Ana SayfaGüncelİmralı sessizliği: Başvuruya yanıt yok, kaygılar giderilmiyor

İmralı sessizliği: Başvuruya yanıt yok, kaygılar giderilmiyor

HABER MERKEZİ – PKK lideri Abdullah Öcalan’ın yaşamını yitirdiğine dair sosyal medyada yapılan kimi paylaşımların ardından avukatları tarafından yapılan başvuruya şimdiye kadar yanıt verilmedi. Bugün bir kez daha başvuru yapılırken, diğer yandan HDP Milletvekili Ömer Öcalan endişelerin giderilmesi talebiyle Adalet Bakanlığı’na başvurdu. HDP Sözcüsü Ebru Günay ise kaygıların giderilmesi için aile ve avukat görüşü önündeki engelin bir an önce kaldırılması gerektiğini söylüyor.

22 yıldır İmralı Cezaevi’nde tutulan, 27 Nisan 2020 tarihinden bu yana ne avukatları ne de ailesiyle hiçbir temas kurmasına izin verilmeyen PKK lideri Abdullah Öcalan’ın yaşamını yitirdiğine dair sosyal medyada yapılan kimi paylaşımlar üzerine ‘sağlık ve güvenlik koşullarıyla ilgili kaygılar’ artmış durumda.

Öcalan’ın hukuk işlerini yürüten Asrın Hukuk Bürosu, dün yaptığı yazılı açıklamayla iddiaların incelendiğini belirterek, endişelerin giderilmesi için İmralı ile en erken iletişim kanallarının kurulması çağrısında bulunmuştu.

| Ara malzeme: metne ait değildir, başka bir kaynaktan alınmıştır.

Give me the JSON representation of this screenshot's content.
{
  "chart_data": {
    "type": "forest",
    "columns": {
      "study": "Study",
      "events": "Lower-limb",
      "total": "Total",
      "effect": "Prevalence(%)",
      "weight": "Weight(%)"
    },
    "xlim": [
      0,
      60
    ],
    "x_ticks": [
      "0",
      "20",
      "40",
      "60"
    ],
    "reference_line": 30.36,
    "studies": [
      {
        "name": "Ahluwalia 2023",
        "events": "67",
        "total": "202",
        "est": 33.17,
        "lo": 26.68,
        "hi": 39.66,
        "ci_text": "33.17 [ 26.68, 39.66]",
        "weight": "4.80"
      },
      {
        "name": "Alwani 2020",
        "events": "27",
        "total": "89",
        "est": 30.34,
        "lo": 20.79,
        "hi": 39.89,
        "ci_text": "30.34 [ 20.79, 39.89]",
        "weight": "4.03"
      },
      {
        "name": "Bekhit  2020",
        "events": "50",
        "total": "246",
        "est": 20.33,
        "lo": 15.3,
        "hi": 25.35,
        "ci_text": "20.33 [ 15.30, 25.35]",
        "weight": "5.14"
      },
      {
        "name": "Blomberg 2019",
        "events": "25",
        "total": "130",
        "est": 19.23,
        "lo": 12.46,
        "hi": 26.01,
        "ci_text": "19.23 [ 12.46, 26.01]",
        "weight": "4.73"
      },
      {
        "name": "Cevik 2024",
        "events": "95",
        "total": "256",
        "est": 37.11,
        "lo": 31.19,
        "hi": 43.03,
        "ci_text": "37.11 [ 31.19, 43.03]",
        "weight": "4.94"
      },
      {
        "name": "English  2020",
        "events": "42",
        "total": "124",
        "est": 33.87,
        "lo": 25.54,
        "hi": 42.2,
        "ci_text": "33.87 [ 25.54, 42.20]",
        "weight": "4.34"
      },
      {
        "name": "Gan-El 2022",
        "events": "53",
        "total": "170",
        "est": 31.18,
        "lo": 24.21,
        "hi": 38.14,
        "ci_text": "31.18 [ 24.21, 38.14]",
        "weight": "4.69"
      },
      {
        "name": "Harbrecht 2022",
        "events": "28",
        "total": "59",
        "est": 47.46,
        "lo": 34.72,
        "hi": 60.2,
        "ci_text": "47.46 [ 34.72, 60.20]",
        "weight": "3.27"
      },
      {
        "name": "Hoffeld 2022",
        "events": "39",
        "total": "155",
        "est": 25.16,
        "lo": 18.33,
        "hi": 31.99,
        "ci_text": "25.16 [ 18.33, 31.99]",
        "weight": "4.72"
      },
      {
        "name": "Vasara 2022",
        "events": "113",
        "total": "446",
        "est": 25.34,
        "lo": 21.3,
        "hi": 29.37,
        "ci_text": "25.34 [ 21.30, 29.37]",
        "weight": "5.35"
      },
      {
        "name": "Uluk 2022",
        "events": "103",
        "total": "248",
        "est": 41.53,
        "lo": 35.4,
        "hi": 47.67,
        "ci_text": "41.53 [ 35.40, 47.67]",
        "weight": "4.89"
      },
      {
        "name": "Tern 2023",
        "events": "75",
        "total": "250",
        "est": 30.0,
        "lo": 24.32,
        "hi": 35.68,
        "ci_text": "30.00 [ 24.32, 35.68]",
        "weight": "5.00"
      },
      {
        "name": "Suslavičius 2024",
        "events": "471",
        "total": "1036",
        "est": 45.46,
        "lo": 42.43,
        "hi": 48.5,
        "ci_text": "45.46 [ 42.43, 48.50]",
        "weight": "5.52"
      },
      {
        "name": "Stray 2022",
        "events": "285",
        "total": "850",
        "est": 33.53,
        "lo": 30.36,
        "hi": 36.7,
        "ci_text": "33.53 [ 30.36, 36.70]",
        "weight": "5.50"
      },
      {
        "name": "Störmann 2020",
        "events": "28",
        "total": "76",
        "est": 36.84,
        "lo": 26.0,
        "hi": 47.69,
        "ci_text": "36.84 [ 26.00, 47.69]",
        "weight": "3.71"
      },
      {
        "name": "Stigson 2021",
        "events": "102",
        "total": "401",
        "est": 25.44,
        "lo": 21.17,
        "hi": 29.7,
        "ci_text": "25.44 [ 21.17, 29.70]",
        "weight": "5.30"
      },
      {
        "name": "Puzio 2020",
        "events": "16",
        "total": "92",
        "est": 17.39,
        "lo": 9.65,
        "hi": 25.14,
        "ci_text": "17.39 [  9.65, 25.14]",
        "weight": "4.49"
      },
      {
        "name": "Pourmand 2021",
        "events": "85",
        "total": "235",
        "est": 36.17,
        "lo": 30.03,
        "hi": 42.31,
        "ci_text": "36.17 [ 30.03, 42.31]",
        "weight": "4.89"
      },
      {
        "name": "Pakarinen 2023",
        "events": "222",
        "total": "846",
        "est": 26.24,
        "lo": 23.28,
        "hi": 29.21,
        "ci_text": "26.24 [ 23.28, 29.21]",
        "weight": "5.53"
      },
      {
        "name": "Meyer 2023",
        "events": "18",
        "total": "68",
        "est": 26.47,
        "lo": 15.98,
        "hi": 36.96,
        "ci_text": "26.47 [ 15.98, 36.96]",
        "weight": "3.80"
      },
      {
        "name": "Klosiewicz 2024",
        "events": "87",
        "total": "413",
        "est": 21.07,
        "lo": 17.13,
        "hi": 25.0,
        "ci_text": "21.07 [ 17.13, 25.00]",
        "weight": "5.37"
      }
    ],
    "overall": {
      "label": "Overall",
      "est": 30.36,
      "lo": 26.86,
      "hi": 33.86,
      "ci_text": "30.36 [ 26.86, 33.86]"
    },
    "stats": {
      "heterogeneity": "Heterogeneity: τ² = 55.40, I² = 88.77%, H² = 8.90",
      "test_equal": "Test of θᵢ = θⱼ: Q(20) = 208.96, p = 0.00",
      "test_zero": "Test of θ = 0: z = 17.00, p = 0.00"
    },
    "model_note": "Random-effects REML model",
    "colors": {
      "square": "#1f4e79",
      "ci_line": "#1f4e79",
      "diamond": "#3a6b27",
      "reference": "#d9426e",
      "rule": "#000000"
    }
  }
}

Abdullah Öcalan’ın kardeşi Mehmet Öcalan da ‘gelişmeler karşısında endişeliyiz’ açıklaması yapmıştı.

Ayrıca Öcalan’ın avukatları Mazlum Dinç, Raziye Öztürk, İbrahim Bilmez ve Nevroz Uysal, müvekkilleriyle ilgili iddialara ilişkin dün Bursa Cumhuriyet Başsavcılığı ve Adalet Bakanlığı’na görüşme başvurusunda bulunmuştu.

Öcalan ile aile ve avukat görüşünün ivedilikle ele alınması ve talebin bir an önce kabul edilmesi için yapılan başvuruya şimdiye kadar ne olumlu ne de olumsuz bir yanıt gelmedi.

Yeniden başvuruda bulunuldu

Dünkü başvuruya yanıt gelmemesi üzerine Öcalan’ın avukatları, bugün bir kez daha ‘acil görüşme’ talebiyle başvuruda bulundu.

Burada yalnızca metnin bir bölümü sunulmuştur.